All The King's Men

Steven Zaillian

BY Erin OkePublished Mar 15, 2007

All the King’s Men, based on the Robert Penn Warren novel and remade from the 1949 Oscar winning picture, starts off promisingly, following the rise to power of Louisiana politician Willie Stark (Sean Penn), as seen through the eyes of journalist Jack Burden (Jude Law). Stark is a straight-talking hick who wins massive support for his gubernatorial bid by galvanising the poor vote with a mixture of honesty, anger and folksy charm. However, the power quickly goes to his head and he turns to manipulation and intimidation tactics to stay at the top. He particularly focuses his manipulation on Burden, who leaves the newspaper to work for Stark, by forcing him to betray friends from his privileged upbringing. The film begins with some interesting ideas about the relationship between journalism and politics, and the subtleties of corruption and morality, but it becomes convoluted and more than a little heavy handed as it switches focuses to the mysteries of Burden's past. Penn gives a powerful performance as Willie Stark, but his transformation from morally upstanding city counsellor to power-mad governor holding Hitler-esque night time rallies happens unbelievably quickly.

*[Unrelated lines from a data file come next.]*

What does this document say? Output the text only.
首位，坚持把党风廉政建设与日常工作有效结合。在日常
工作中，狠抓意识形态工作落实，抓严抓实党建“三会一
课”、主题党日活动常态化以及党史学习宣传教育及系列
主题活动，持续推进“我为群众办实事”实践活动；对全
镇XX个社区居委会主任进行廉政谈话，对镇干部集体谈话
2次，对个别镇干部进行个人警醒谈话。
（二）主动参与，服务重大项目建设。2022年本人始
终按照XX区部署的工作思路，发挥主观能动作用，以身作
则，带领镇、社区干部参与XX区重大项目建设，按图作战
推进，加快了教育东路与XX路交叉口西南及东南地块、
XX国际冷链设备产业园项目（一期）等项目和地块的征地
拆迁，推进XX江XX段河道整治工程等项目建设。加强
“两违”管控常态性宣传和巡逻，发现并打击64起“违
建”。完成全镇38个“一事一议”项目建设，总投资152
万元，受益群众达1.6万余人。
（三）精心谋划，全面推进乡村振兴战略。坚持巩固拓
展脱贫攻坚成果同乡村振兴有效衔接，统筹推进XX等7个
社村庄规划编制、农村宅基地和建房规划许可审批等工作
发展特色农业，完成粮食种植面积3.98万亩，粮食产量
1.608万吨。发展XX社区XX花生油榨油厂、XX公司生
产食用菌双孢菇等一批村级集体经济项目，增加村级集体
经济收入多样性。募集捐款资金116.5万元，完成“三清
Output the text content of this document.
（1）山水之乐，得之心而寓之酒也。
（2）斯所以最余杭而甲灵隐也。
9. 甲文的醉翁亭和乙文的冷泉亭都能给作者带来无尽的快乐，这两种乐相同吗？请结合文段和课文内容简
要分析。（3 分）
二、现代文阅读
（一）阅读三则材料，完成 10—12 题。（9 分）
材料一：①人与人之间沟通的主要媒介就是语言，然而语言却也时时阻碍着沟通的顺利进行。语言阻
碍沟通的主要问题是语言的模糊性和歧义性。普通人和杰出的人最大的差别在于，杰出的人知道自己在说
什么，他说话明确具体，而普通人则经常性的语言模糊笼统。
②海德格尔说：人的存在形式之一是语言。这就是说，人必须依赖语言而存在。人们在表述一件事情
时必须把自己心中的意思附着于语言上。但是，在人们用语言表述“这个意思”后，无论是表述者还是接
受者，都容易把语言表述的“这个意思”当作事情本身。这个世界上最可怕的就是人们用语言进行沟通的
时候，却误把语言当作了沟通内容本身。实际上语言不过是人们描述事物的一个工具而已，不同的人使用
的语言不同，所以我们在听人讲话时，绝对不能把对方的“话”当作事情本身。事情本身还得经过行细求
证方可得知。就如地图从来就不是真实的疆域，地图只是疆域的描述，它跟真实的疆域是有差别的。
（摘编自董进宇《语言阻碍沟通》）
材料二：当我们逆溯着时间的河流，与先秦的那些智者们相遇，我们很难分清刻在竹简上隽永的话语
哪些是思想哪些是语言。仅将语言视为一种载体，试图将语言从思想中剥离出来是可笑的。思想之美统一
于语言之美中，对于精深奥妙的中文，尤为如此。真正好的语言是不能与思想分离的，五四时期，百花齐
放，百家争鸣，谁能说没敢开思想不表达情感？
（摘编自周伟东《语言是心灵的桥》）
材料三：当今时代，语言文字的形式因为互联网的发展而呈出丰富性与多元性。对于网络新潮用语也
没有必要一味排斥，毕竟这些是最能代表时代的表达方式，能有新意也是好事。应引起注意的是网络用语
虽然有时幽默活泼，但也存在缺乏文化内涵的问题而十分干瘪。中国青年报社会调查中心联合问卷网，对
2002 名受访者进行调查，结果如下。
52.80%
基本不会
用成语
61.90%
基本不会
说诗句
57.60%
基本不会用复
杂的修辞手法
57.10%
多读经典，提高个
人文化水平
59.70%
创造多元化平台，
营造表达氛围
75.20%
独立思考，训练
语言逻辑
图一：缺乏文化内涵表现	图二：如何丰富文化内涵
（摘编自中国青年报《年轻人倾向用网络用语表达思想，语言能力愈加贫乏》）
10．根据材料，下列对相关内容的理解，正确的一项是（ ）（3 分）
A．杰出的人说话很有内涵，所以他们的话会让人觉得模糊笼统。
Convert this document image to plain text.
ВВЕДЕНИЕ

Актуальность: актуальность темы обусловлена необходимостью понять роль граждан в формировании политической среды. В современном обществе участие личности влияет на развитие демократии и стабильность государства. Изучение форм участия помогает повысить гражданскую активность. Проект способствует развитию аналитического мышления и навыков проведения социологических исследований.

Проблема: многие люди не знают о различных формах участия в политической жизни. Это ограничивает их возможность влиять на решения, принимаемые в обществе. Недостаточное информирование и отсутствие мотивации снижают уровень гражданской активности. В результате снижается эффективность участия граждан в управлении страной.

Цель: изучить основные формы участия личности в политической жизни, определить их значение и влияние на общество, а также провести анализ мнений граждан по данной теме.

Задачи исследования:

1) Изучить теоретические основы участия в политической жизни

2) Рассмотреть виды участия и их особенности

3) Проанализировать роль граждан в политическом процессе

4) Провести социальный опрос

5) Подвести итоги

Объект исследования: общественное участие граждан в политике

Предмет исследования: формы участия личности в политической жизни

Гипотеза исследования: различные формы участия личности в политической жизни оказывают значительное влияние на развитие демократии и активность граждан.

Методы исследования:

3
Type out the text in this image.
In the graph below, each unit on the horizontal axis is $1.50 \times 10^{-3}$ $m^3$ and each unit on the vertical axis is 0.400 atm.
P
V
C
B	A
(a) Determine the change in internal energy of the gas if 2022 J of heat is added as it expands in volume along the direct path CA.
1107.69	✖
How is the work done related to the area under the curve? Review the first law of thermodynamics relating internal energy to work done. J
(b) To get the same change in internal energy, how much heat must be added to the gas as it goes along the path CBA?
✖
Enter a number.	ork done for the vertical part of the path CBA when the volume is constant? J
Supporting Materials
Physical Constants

Jude Law is characteristically blank, making it a little hard to care about the revelations about his personal life. Anthony Hopkins gives a dignified turn as Judge Irwin, Burden’s childhood mentor who Stark wants to discredit. Kate Winslet and Mark Ruffalo are underused in underdeveloped characters as siblings and childhood friends of Burden’s who also become embroiled in Stark’s world. The film’s ending is so over-the-top that the ideas introduced in the early scenes of the film lose their impact and credibility.